Für Daniel Chalyan war es ein kleiner Kulturschock, als er bei seiner Auslandsreise über den Preis von Zigaretten nachdenken musste.
„Als ich nach England kam, fragte mich ein Mädchen, ob sie von mir eine Zigarette kaufen könnte“, sagt er. „Ich fragte sie, warum sie mir Geld dafür anbieten würde, und sie antwortete in ihrer typisch britischen Art, dass das in Großbritannien als gutes Benehmen gelten würde.“
Ebenso sollte erwähnt werden, dass die Verbreitung und der Einfluss der Raucherkultur den Grundstein für die sorglose und großzügige Einstellung der Russen gegenüber dem Teilen von Zigaretten gelegt haben. Nicht umsonst nahm Russland im Jahr 2016 den neunten Platz des Pro-Kopf-Tabakkonsums in der Welt ein. Es ist deshalb nicht weiter verwunderlich, dass man ständig „um eine Zigarette angeschossen“ wird.
Auch wenn seit dem verabschiedeten Anti-Raucher-Gesetz alle öffentlichen Plätze in Russland als rauchfreie Zonen gelten, ist das Rauchen auf der Straße immer noch üblich und die Wahrscheinlichkeit hoch, dass man auf jemanden trifft, der seine Zigaretten mit einem teilt, wenn man eine braucht.

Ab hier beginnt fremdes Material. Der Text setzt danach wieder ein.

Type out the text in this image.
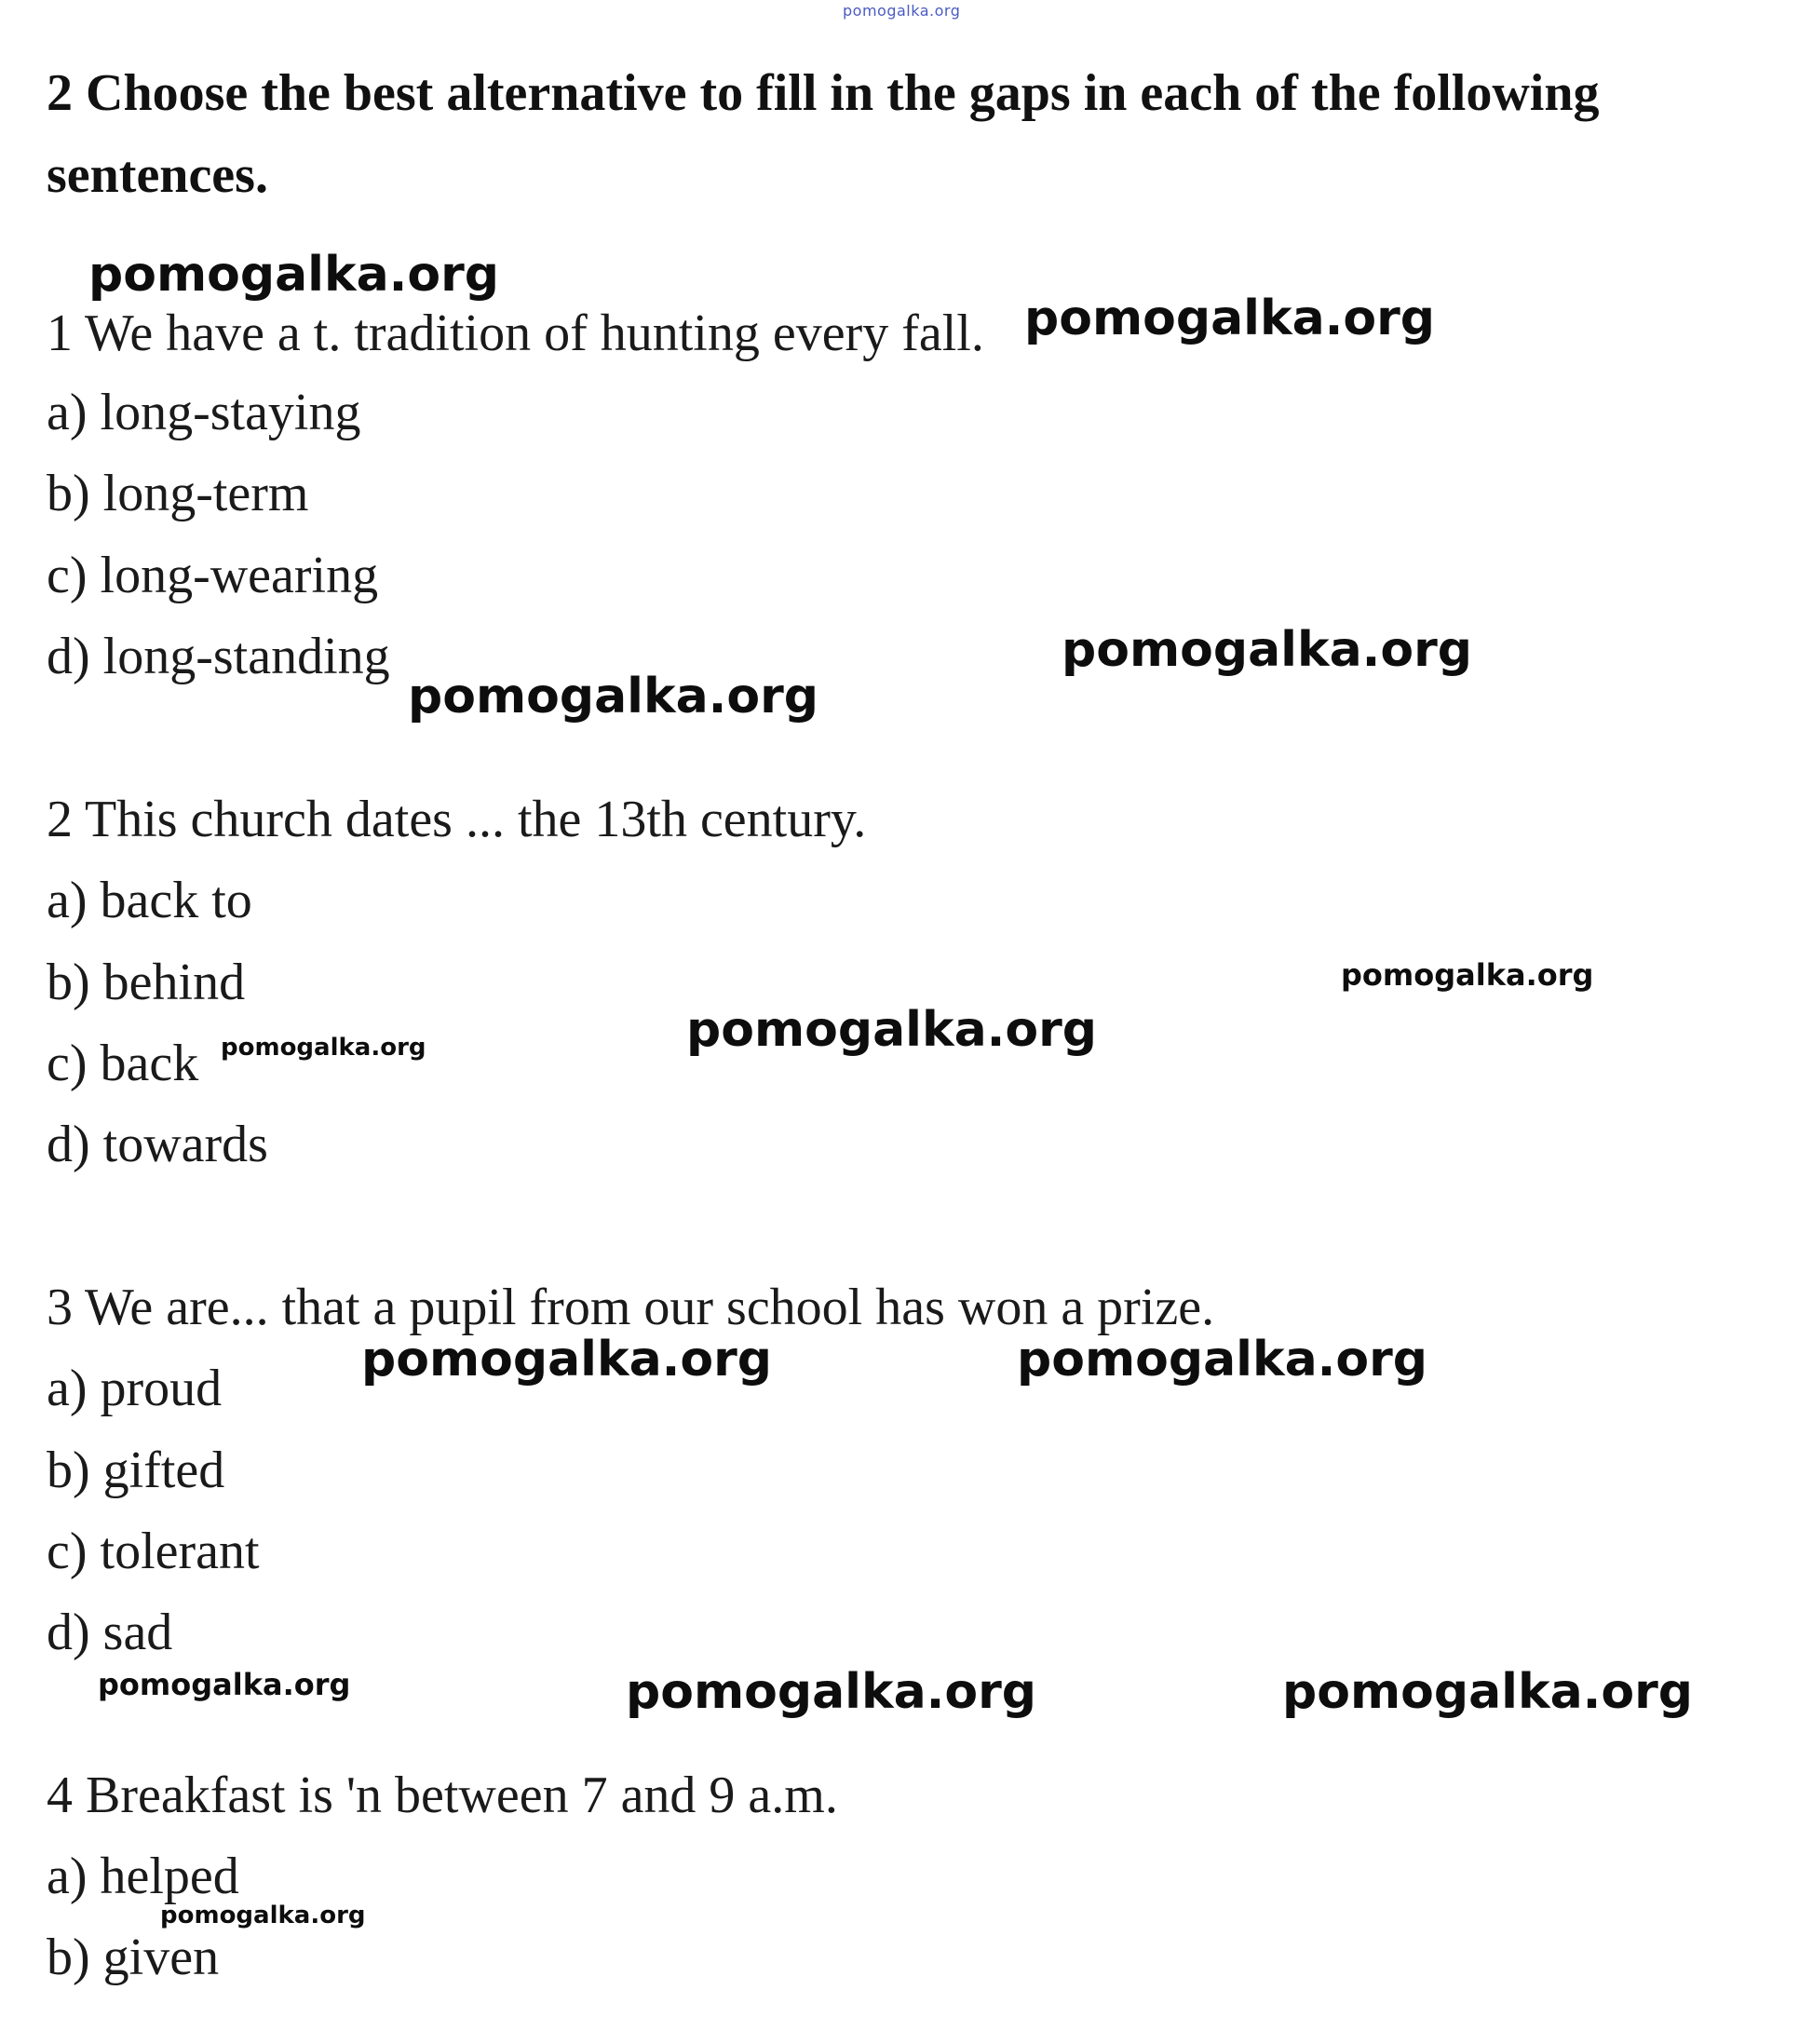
pomogalka.org
2 Choose the best alternative to fill in the gaps in each of the following sentences.
1 We have a t. tradition of hunting every fall.
a) long-staying
b) long-term
c) long-wearing
d) long-standing
2 This church dates ... the 13th century.
a) back to
b) behind
c) back
d) towards
3 We are... that a pupil from our school has won a prize.
a) proud
b) gifted
c) tolerant
d) sad
4 Breakfast is 'n between 7 and 9 a.m.
a) helped
b) given
pomogalka.org
pomogalka.org
pomogalka.org
pomogalka.org
pomogalka.org
pomogalka.org	pomogalka.org
pomogalka.org	pomogalka.org
pomogalka.org	pomogalka.org	pomogalka.org
pomogalka.org
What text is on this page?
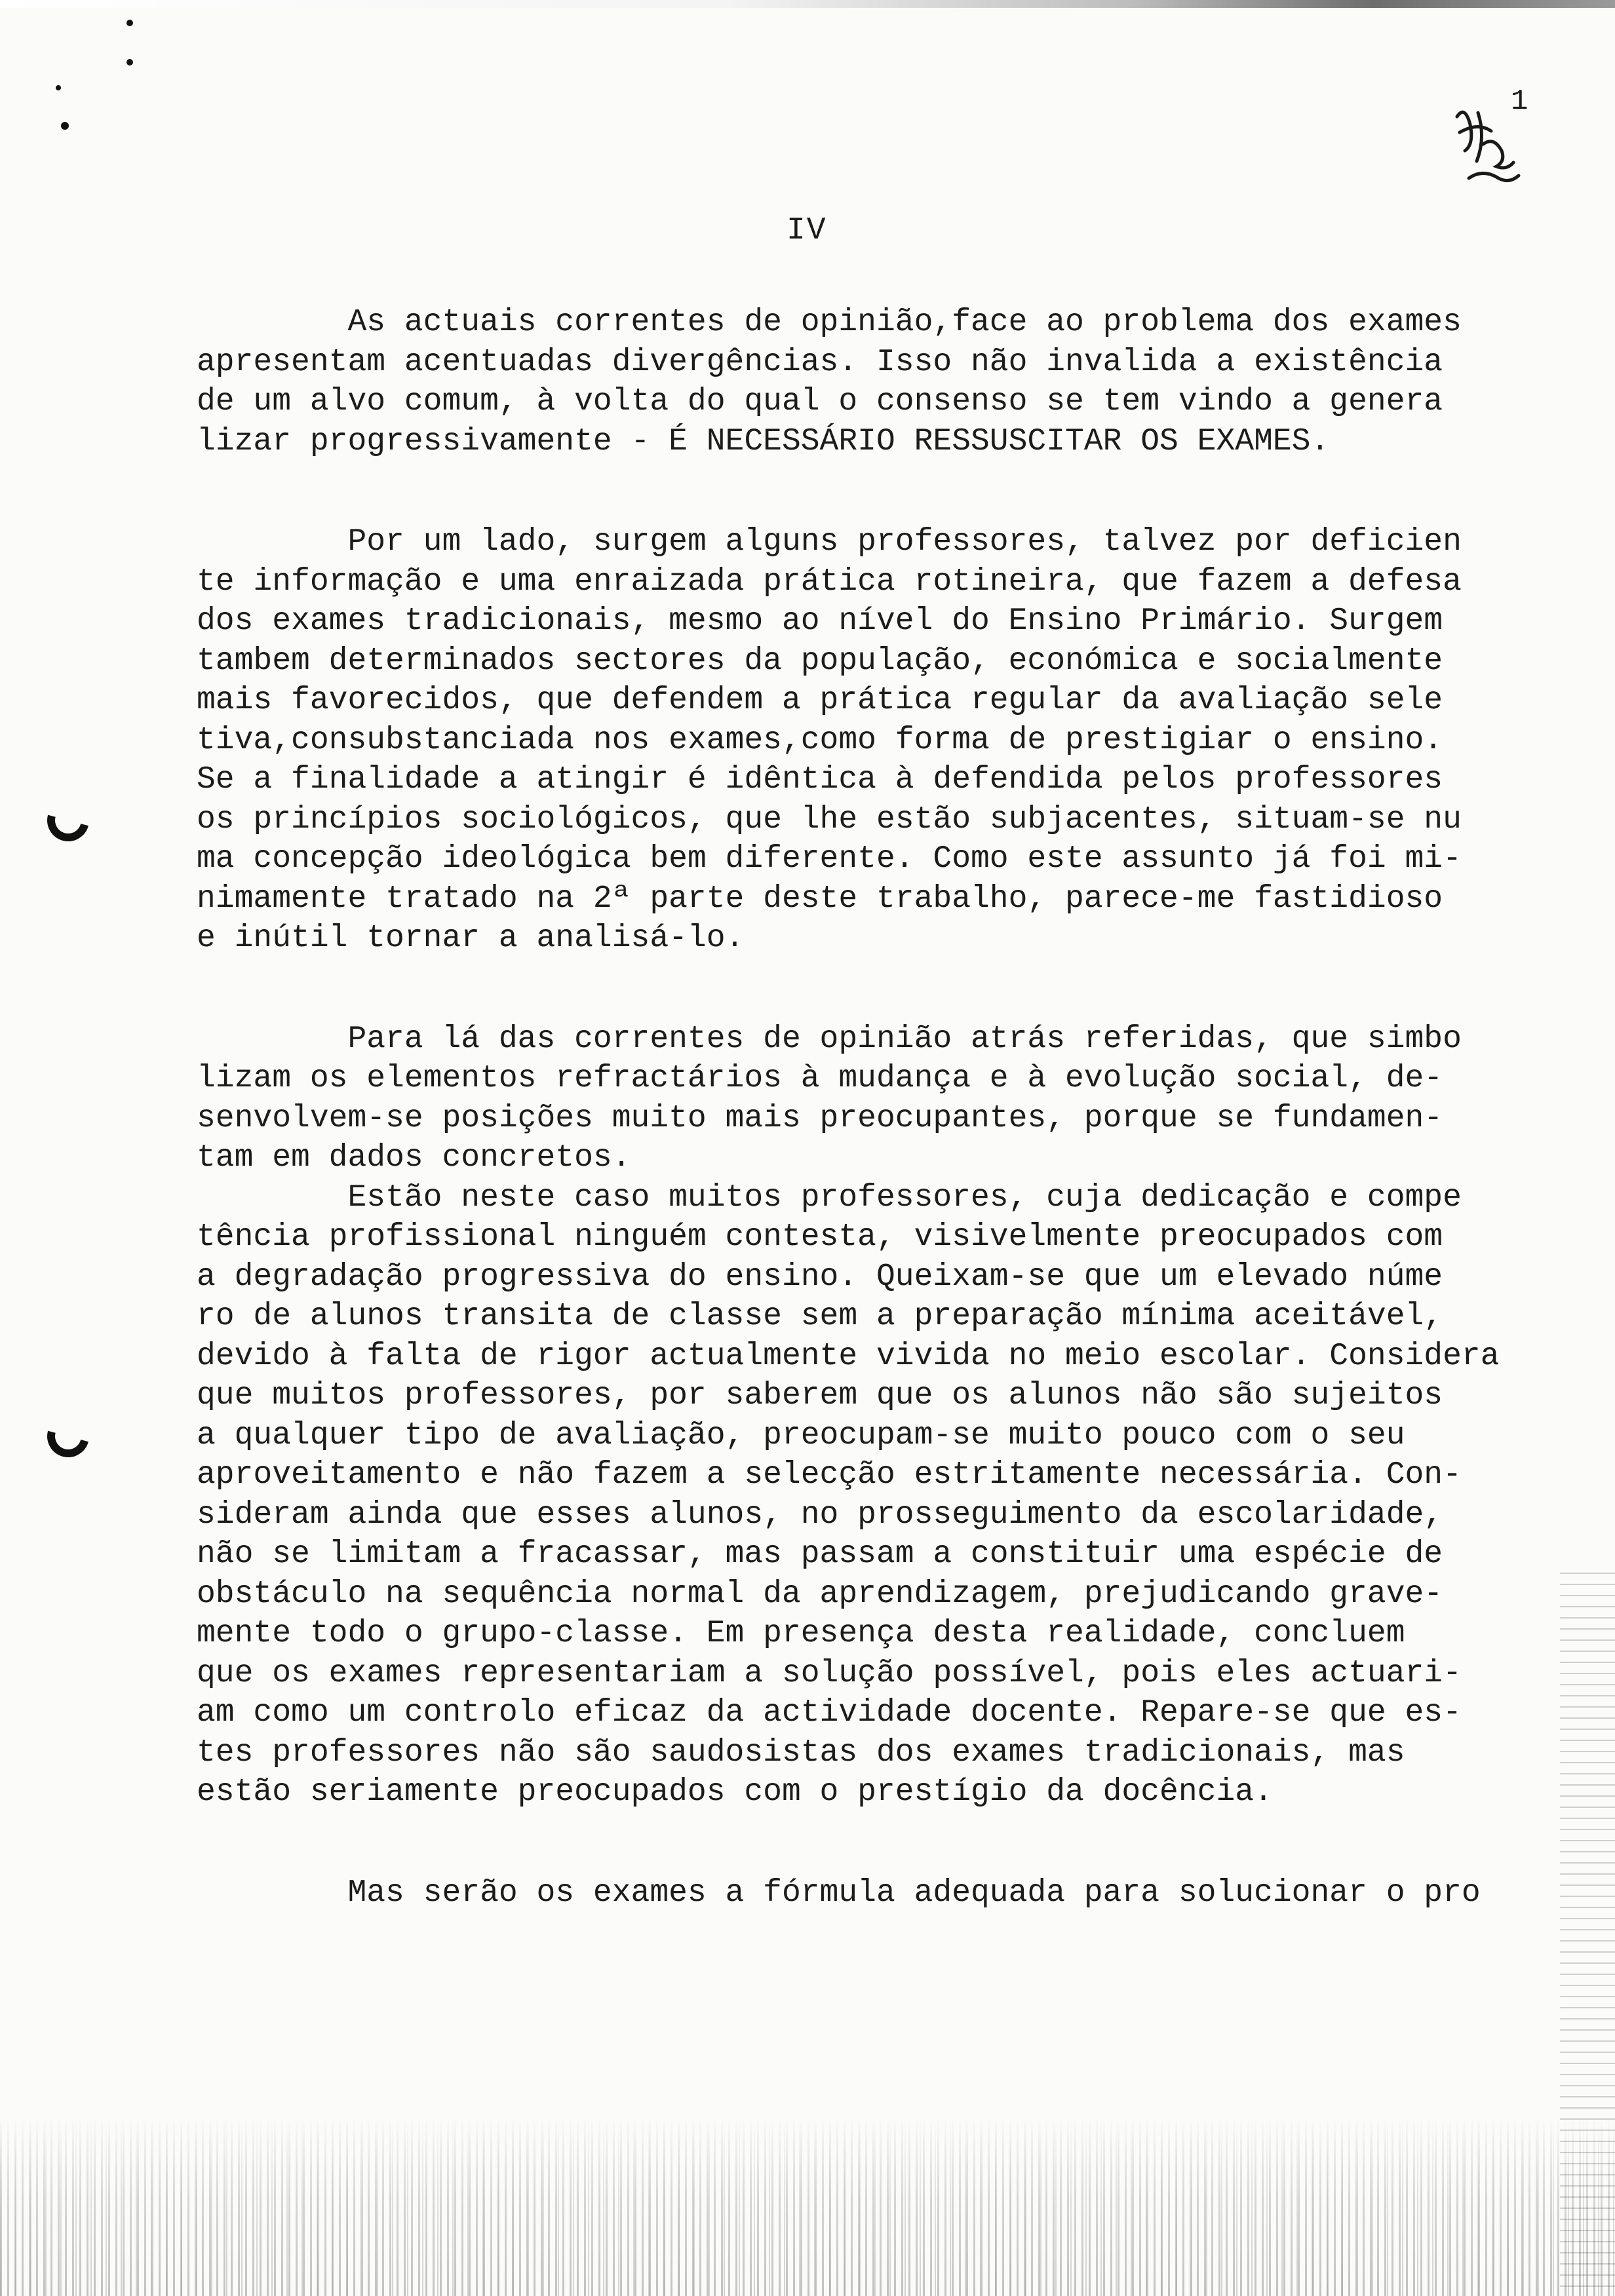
1
IV

As actuais correntes de opinião,face ao problema dos exames
apresentam acentuadas divergências. Isso não invalida a existência
de um alvo comum, à volta do qual o consenso se tem vindo a genera
lizar progressivamente - É NECESSÁRIO RESSUSCITAR OS EXAMES.

Por um lado, surgem alguns professores, talvez por deficien
te informação e uma enraizada prática rotineira, que fazem a defesa
dos exames tradicionais, mesmo ao nível do Ensino Primário. Surgem
tambem determinados sectores da população, económica e socialmente
mais favorecidos, que defendem a prática regular da avaliação sele
tiva,consubstanciada nos exames,como forma de prestigiar o ensino.
Se a finalidade a atingir é idêntica à defendida pelos professores
os princípios sociológicos, que lhe estão subjacentes, situam-se nu
ma concepção ideológica bem diferente. Como este assunto já foi mi-
nimamente tratado na 2ª parte deste trabalho, parece-me fastidioso
e inútil tornar a analisá-lo.

Para lá das correntes de opinião atrás referidas, que simbo
lizam os elementos refractários à mudança e à evolução social, de-
senvolvem-se posições muito mais preocupantes, porque se fundamen-
tam em dados concretos.

Estão neste caso muitos professores, cuja dedicação e compe
tência profissional ninguém contesta, visivelmente preocupados com
a degradação progressiva do ensino. Queixam-se que um elevado núme
ro de alunos transita de classe sem a preparação mínima aceitável,
devido à falta de rigor actualmente vivida no meio escolar. Considera
que muitos professores, por saberem que os alunos não são sujeitos
a qualquer tipo de avaliação, preocupam-se muito pouco com o seu
aproveitamento e não fazem a selecção estritamente necessária. Con-
sideram ainda que esses alunos, no prosseguimento da escolaridade,
não se limitam a fracassar, mas passam a constituir uma espécie de
obstáculo na sequência normal da aprendizagem, prejudicando grave-
mente todo o grupo-classe. Em presença desta realidade, concluem
que os exames representariam a solução possível, pois eles actuari-
am como um controlo eficaz da actividade docente. Repare-se que es-
tes professores não são saudosistas dos exames tradicionais, mas
estão seriamente preocupados com o prestígio da docência.

Mas serão os exames a fórmula adequada para solucionar o pro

In den Vereinigten Staaten hingegen ist, sehr zur Überraschung eines russischen Bloggers (rus), das Gegenteil der Fall: „Es gibt in Los Angeles zwar Leute auf der Straße, die rauchen, aber es ist ein seltener Anblick. Lediglich ab und an trifft man auf jemanden, der sich mit einer Zigarette auf einem verlassenen Bürgersteig unter einem Baum versteckt...“.
Auch wenn die meisten Russen gerne teilen, sollte man es nicht übertreiben – mit den steigenden Tabakpreisen in Russland scheint es nicht jedem bewusst zu sein, wenn sie die Großzügigkeit eines Fremden strapazieren.
In einem russischen Forum konnte man beispielsweise den Post eines verwirrten Rauchers lesen, der sich über einen gierigen Kollegen beschwerte: „Ich bin an sich kein geiziger Mensch, aber er hat nie eigene Zigaretten dabei und raucht jeden Tag ein Drittel meiner Packung.“
„Es ist ganz einfach: Gib ihm keine Zigaretten mehr“, lautete die Antwort darauf. „Wenn du ein Drittel meiner Packung rauchen würdest, hätte ich auch die Nase voll von dir und würde dir sagen, dass du dir deine eigenen Zigaretten kaufen sollst…“.
Man sollte also, ob als Ausländer oder Russe, einfach seine Grenzen kennen.
(Oder einfach gar nicht rauchen und seine Mutter stolz machen.)